We met the grower, Steve Henderson, who has close family ties with Daylesford and Hepburn, and we met the gorgeous Jay who just a few weeks before had photographed the joyous community harvest of Steve’s first crop. By chance we were lucky enough to capture Steve’s passion for industrial hemp on our little vid camera. (It’s not quite ready yet, we’ll let you know when this inspiring little snapshot becomes available).

Like home there are excellent community gardens in Bellingen,

and experienced volunteers, like these two chaps, Steve and Mark.

And like home there are many generous people, who engaged with our story.
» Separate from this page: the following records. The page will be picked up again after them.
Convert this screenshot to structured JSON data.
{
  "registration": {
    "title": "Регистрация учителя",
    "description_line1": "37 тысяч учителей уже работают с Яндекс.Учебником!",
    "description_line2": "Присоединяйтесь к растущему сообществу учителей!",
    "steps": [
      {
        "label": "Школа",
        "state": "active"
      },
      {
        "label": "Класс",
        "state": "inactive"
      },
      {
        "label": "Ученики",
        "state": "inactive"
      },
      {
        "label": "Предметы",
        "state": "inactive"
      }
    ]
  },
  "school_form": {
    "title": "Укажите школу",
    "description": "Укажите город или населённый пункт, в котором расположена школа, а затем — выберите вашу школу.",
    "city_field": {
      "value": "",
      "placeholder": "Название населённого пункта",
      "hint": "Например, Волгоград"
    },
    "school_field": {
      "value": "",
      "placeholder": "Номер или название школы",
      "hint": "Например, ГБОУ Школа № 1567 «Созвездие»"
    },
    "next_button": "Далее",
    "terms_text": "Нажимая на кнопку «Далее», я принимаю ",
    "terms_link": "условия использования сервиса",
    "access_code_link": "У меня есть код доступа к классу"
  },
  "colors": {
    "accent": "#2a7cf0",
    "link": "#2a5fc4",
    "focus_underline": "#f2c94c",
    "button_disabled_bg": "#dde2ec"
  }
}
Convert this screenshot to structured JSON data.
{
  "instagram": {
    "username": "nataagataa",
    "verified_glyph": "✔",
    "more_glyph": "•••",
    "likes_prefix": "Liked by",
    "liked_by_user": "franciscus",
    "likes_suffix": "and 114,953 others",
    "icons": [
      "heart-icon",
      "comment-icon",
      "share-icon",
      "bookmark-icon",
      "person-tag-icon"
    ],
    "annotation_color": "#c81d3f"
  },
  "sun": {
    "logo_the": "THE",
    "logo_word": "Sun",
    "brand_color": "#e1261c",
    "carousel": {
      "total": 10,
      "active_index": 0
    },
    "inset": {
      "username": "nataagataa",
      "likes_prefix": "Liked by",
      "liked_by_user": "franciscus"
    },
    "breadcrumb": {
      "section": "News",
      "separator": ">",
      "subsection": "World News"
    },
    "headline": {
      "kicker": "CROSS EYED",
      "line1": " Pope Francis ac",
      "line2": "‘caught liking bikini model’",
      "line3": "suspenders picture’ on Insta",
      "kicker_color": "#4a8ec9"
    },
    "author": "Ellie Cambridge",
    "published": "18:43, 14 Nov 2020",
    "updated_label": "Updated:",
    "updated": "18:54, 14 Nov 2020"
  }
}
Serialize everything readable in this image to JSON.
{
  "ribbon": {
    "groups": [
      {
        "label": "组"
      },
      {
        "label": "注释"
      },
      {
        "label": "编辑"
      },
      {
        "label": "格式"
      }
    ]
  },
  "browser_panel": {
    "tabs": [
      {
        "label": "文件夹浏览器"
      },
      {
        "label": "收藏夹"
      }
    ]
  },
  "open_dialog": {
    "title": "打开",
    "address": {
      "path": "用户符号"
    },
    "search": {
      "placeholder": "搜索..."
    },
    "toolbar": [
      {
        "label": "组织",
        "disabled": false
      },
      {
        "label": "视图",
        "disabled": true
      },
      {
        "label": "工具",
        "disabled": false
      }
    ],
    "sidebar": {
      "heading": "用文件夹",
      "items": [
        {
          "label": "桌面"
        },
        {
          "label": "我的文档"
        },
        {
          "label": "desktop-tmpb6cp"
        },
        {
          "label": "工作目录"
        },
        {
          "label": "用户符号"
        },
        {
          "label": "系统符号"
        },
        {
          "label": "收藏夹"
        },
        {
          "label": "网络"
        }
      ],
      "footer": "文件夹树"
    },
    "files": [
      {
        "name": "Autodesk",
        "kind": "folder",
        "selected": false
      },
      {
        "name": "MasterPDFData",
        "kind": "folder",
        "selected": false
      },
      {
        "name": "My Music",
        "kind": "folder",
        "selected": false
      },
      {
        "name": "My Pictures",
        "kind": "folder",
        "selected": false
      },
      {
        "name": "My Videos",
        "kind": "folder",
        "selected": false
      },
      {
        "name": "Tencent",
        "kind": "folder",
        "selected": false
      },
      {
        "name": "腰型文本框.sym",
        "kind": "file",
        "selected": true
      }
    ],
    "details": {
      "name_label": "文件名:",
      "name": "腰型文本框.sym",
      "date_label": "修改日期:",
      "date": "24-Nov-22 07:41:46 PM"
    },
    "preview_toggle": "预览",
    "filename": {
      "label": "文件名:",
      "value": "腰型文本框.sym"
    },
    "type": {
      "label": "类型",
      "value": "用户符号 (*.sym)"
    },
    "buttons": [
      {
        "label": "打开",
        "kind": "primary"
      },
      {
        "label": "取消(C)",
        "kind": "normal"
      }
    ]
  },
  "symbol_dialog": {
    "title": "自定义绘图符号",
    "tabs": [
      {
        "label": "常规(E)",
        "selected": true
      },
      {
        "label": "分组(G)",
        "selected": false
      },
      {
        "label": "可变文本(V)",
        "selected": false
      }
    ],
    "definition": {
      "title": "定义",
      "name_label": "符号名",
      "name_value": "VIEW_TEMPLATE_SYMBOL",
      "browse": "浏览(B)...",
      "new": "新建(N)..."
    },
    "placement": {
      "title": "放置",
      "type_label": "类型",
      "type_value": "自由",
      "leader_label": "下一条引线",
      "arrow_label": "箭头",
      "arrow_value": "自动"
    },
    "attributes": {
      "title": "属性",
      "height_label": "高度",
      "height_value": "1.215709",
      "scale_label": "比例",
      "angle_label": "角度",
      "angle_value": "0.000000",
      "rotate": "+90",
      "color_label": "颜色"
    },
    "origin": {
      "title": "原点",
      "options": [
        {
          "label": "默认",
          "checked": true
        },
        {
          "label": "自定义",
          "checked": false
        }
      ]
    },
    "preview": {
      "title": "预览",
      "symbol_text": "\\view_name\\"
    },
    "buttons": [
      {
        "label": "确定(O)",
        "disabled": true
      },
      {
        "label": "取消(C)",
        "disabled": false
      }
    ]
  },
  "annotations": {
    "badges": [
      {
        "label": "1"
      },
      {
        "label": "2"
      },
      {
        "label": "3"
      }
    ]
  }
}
For three days we stayed with the delightful Gull, his boys Sol and Reuben, and his partner Linda, sharing food, parenting and narratives of transition.

When we left proto-utopian Bellingen we rode the back roads near promised land country,

and pitched our tents at Coffs Harbour airport

with a friend of Gull’s, Steve Hill, who runs Coffs City Skydivers and an awesome communal living environment.

With this destination we sadly farewelled Zeph, who after three months of being on the road headed home to be with his mum and his friends. We made family wrist bands using the fibre from Steve Henderson’s hemp, the method was taught to us back in Tumut by Wiradjuri ranger Shane Herrington,

and shedded tears for this growing boy’s independent departure into the skies that we older ones no longer travel.

Farewell Zeph! We’ll see you for the last three months of the trip. Thanks for everything you have brought to this adventure. We love you so sososososososososo much. And miss you already.